Combien de temps se passerait-il avant que toutes les maisons soient perquisitionnées, dans l'espoir de retrouver cet être qui incarnait le plus terrible cauchemar des habitants d'Handesel ? Il ne pouvait s'empêcher d'être inquiet pour le garçon. Son inconscience prolongée le tracassait de plus en plus : l'apprentie médicante n'avait-elle pas confirmé que ses blessures étaient légères ? Son état pouvait-il être la conséquence du coup de poignard qu'il avait subi un mois plus tôt ? Le géomestre secoua tristement la tête ; il ne se libérerait pas de sitôt de cette culpabilité qui l'accablait obstinément.

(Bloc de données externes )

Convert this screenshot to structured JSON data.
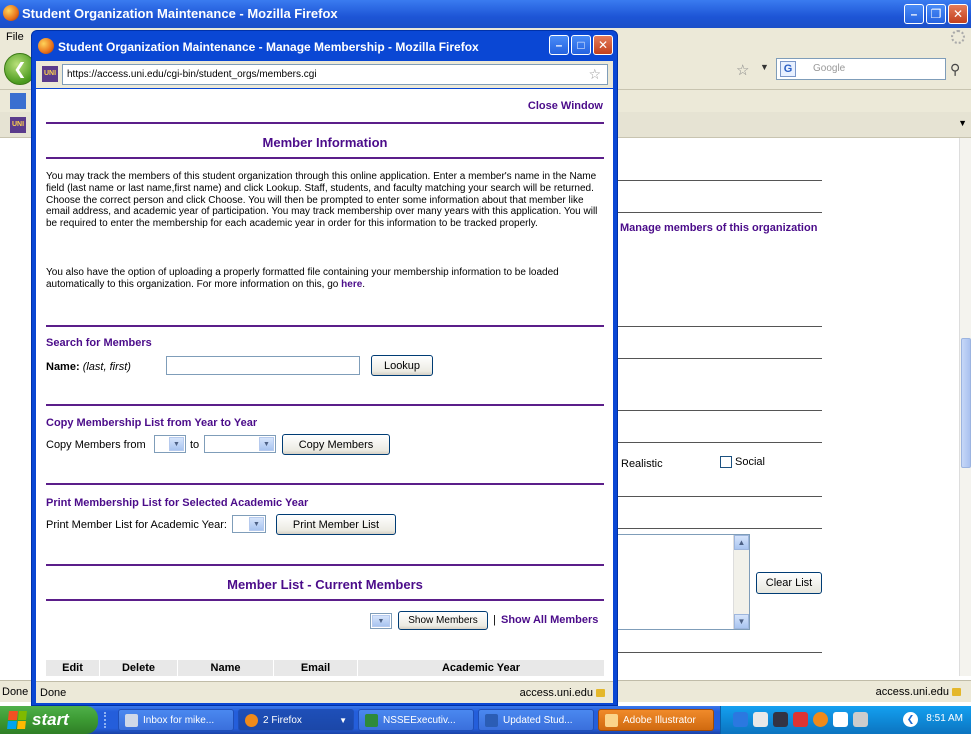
{
  "bg_window": {
    "title": "Student Organization Maintenance - Mozilla Firefox",
    "menu_file": "File",
    "search_placeholder": "Google",
    "manage_link": "Manage members of this organization",
    "interest_realistic": "Realistic",
    "interest_social": "Social",
    "clear_list_label": "Clear List",
    "status_left": "Done",
    "status_right": "access.uni.edu"
  },
  "popup": {
    "title": "Student Organization Maintenance - Manage Membership - Mozilla Firefox",
    "url": "https://access.uni.edu/cgi-bin/student_orgs/members.cgi",
    "close_window": "Close Window",
    "member_info_title": "Member Information",
    "intro_para": "You may track the members of this student organization through this online application. Enter a member's name in the Name field (last name or last name,first name) and click Lookup. Staff, students, and faculty matching your search will be returned. Choose the correct person and click Choose. You will then be prompted to enter some information about that member like email address, and academic year of participation. You may track membership over many years with this application. You will be required to enter the membership for each academic year in order for this information to be tracked properly.",
    "upload_para": "You also have the option of uploading a properly formatted file containing your membership information to be loaded automatically to this organization. For more information on this, go",
    "here_link": "here",
    "search_heading": "Search for Members",
    "name_label": "Name:",
    "name_hint": "(last, first)",
    "name_value": "",
    "lookup_label": "Lookup",
    "copy_heading": "Copy Membership List from Year to Year",
    "copy_from_label": "Copy Members from",
    "copy_to_label": "to",
    "copy_button": "Copy Members",
    "print_heading": "Print Membership List for Selected Academic Year",
    "print_label": "Print Member List for Academic Year:",
    "print_button": "Print Member List",
    "member_list_title": "Member List - Current Members",
    "show_members_button": "Show Members",
    "separator": "|",
    "show_all_link": "Show All Members",
    "columns": [
      "Edit",
      "Delete",
      "Name",
      "Email",
      "Academic Year"
    ],
    "status_left": "Done",
    "status_right": "access.uni.edu"
  },
  "taskbar": {
    "start_label": "start",
    "tasks": [
      "Inbox for mike...",
      "2 Firefox",
      "NSSEExecutiv...",
      "Updated Stud...",
      "Adobe Illustrator"
    ],
    "clock": "8:51 AM"
  },
  "colors": {
    "accent_purple": "#4b0c8a",
    "xp_blue": "#0a47d4",
    "start_green": "#3c9a33"
  }
}
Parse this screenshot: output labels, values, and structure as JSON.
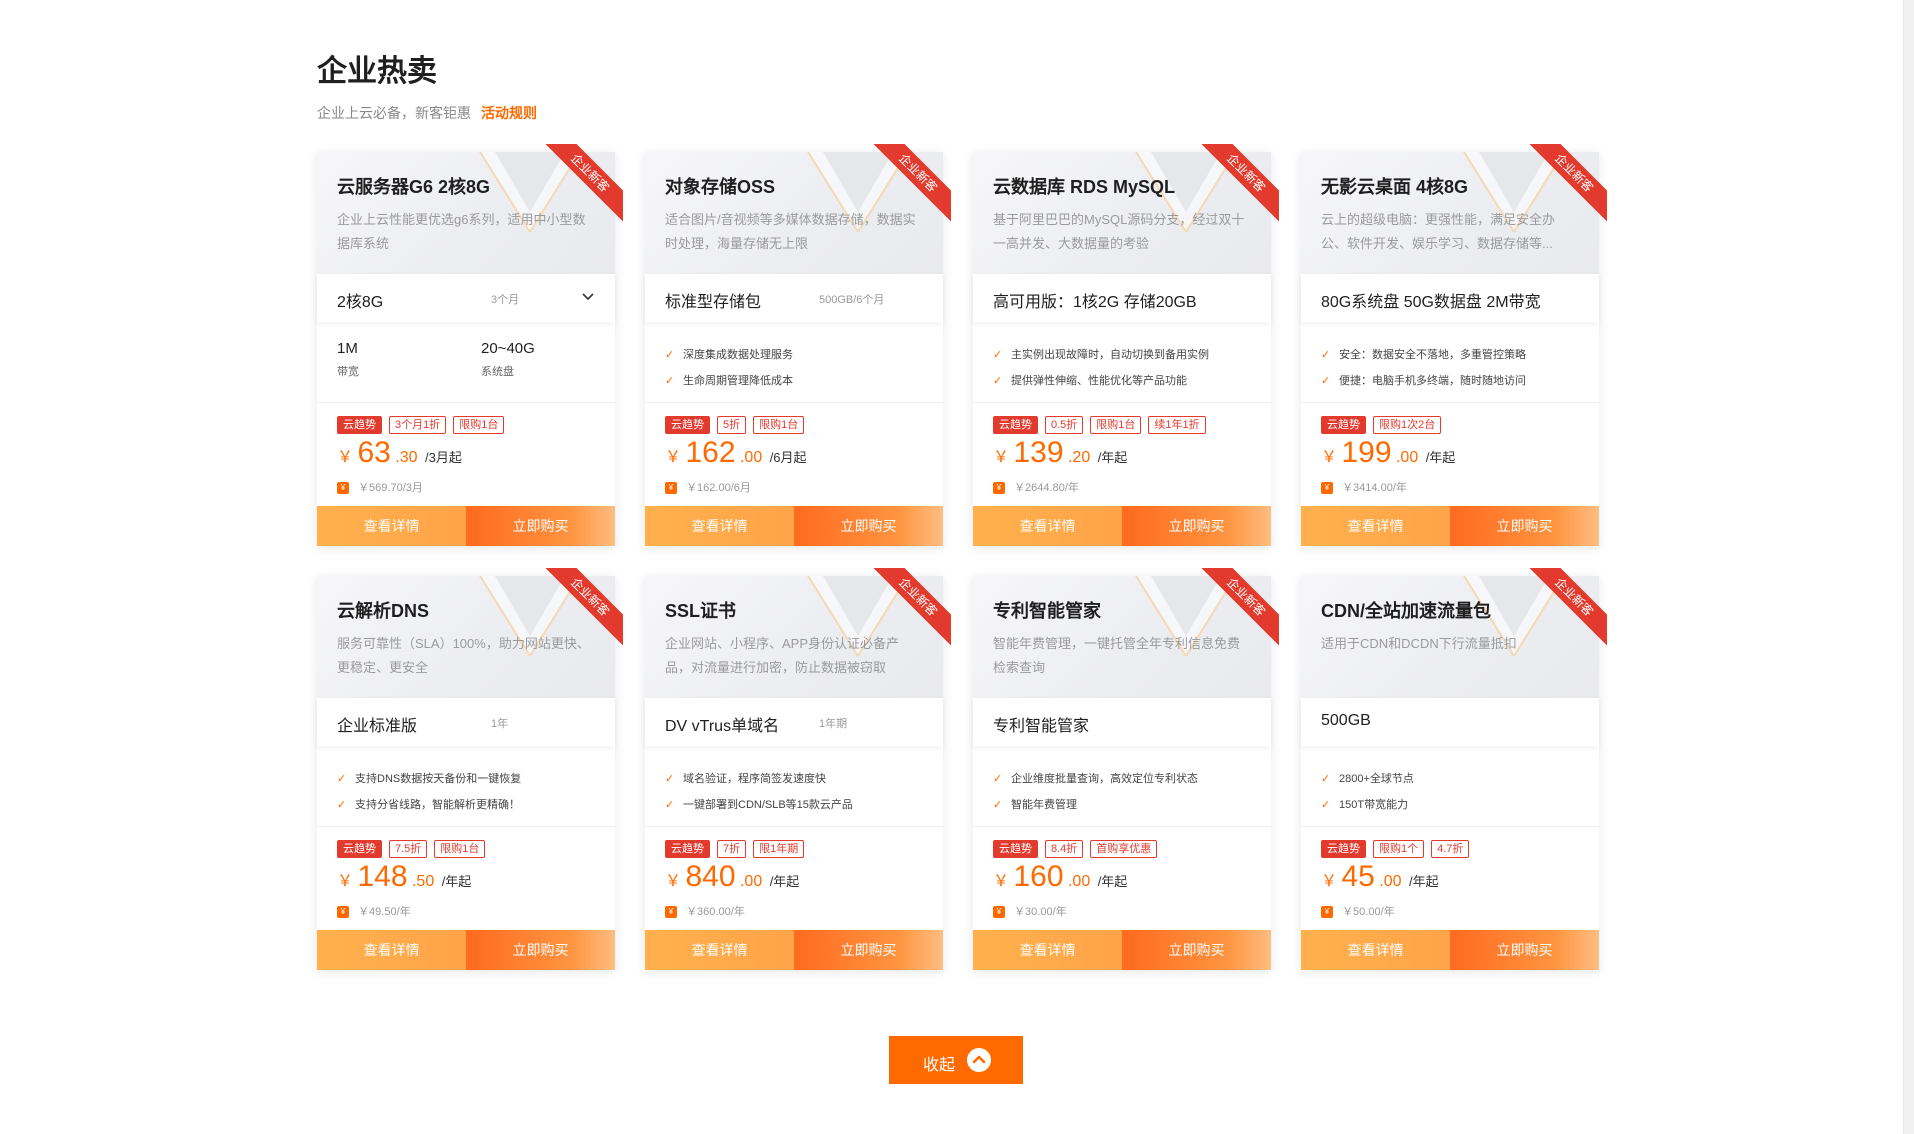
{
  "section": {
    "title": "企业热卖",
    "subtitle": "企业上云必备，新客钜惠",
    "rules_link": "活动规则"
  },
  "colors": {
    "accent": "#ff6a00",
    "ribbon": "#e33a2e",
    "detail_button": "#ffa94d",
    "buy_button": "#ff7a2e"
  },
  "cards": [
    {
      "title": "云服务器G6 2核8G",
      "desc": "企业上云性能更优选g6系列，适用中小型数据库系统",
      "ribbon": "企业新客",
      "spec": "2核8G",
      "spec_sub": "3个月",
      "metrics": [
        {
          "value": "1M",
          "label": "带宽"
        },
        {
          "value": "20~40G",
          "label": "系统盘"
        }
      ],
      "tags": [
        "云趋势",
        "3个月1折",
        "限购1台"
      ],
      "price_int": "63",
      "price_dec": ".30",
      "price_unit": "/3月起",
      "original": "￥569.70/3月"
    },
    {
      "title": "对象存储OSS",
      "desc": "适合图片/音视频等多媒体数据存储，数据实时处理，海量存储无上限",
      "ribbon": "企业新客",
      "spec": "标准型存储包",
      "spec_sub": "500GB/6个月",
      "features": [
        "深度集成数据处理服务",
        "生命周期管理降低成本"
      ],
      "tags": [
        "云趋势",
        "5折",
        "限购1台"
      ],
      "price_int": "162",
      "price_dec": ".00",
      "price_unit": "/6月起",
      "original": "￥162.00/6月"
    },
    {
      "title": "云数据库 RDS MySQL",
      "desc": "基于阿里巴巴的MySQL源码分支，经过双十一高并发、大数据量的考验",
      "ribbon": "企业新客",
      "spec": "高可用版：1核2G 存储20GB",
      "spec_sub": "",
      "features": [
        "主实例出现故障时，自动切换到备用实例",
        "提供弹性伸缩、性能优化等产品功能"
      ],
      "tags": [
        "云趋势",
        "0.5折",
        "限购1台",
        "续1年1折"
      ],
      "price_int": "139",
      "price_dec": ".20",
      "price_unit": "/年起",
      "original": "￥2644.80/年"
    },
    {
      "title": "无影云桌面 4核8G",
      "desc": "云上的超级电脑：更强性能，满足安全办公、软件开发、娱乐学习、数据存储等...",
      "ribbon": "企业新客",
      "spec": "80G系统盘 50G数据盘 2M带宽",
      "spec_sub": "",
      "features": [
        "安全：数据安全不落地，多重管控策略",
        "便捷：电脑手机多终端，随时随地访问"
      ],
      "tags": [
        "云趋势",
        "限购1次2台"
      ],
      "price_int": "199",
      "price_dec": ".00",
      "price_unit": "/年起",
      "original": "￥3414.00/年"
    },
    {
      "title": "云解析DNS",
      "desc": "服务可靠性（SLA）100%，助力网站更快、更稳定、更安全",
      "ribbon": "企业新客",
      "spec": "企业标准版",
      "spec_sub": "1年",
      "features": [
        "支持DNS数据按天备份和一键恢复",
        "支持分省线路，智能解析更精确！"
      ],
      "tags": [
        "云趋势",
        "7.5折",
        "限购1台"
      ],
      "price_int": "148",
      "price_dec": ".50",
      "price_unit": "/年起",
      "original": "￥49.50/年"
    },
    {
      "title": "SSL证书",
      "desc": "企业网站、小程序、APP身份认证必备产品，对流量进行加密，防止数据被窃取",
      "ribbon": "企业新客",
      "spec": "DV vTrus单域名",
      "spec_sub": "1年期",
      "features": [
        "域名验证，程序简签发速度快",
        "一键部署到CDN/SLB等15款云产品"
      ],
      "tags": [
        "云趋势",
        "7折",
        "限1年期"
      ],
      "price_int": "840",
      "price_dec": ".00",
      "price_unit": "/年起",
      "original": "￥360.00/年"
    },
    {
      "title": "专利智能管家",
      "desc": "智能年费管理，一键托管全年专利信息免费检索查询",
      "ribbon": "企业新客",
      "spec": "专利智能管家",
      "spec_sub": "",
      "features": [
        "企业维度批量查询，高效定位专利状态",
        "智能年费管理"
      ],
      "tags": [
        "云趋势",
        "8.4折",
        "首购享优惠"
      ],
      "price_int": "160",
      "price_dec": ".00",
      "price_unit": "/年起",
      "original": "￥30.00/年"
    },
    {
      "title": "CDN/全站加速流量包",
      "desc": "适用于CDN和DCDN下行流量抵扣",
      "ribbon": "企业新客",
      "spec": "500GB",
      "spec_sub": "",
      "features": [
        "2800+全球节点",
        "150T带宽能力"
      ],
      "tags": [
        "云趋势",
        "限购1个",
        "4.7折"
      ],
      "price_int": "45",
      "price_dec": ".00",
      "price_unit": "/年起",
      "original": "￥50.00/年"
    }
  ],
  "buttons": {
    "detail": "查看详情",
    "buy": "立即购买",
    "collapse": "收起"
  },
  "currency_symbol": "￥",
  "coupon_icon": "coupon-icon"
}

Plus vraisemblablement, son pouvoir devait être en cause. Une telle libération de puissance ne pouvait pas être anodine. Mais y avait-il seulement, quelque part sur cette ilande, quelqu'un susceptible de l'aider ? Là d'où venait Koenig, la condition du garçon n'aurait pas posé de problème, mais ici, dans cet empire ignorant, il en était autrement... Mais si les choses tournaient mal, le Pérégrin accosterait bien trop tard. Il ne pouvait plus se permettre d'attendre.

La jeune Hedvik avait fait de son mieux, mais elle n'était qu'une apprentie. Bien des éléments pouvaient lui échapper... L'envoyé devait trouver un médicant expérimenté.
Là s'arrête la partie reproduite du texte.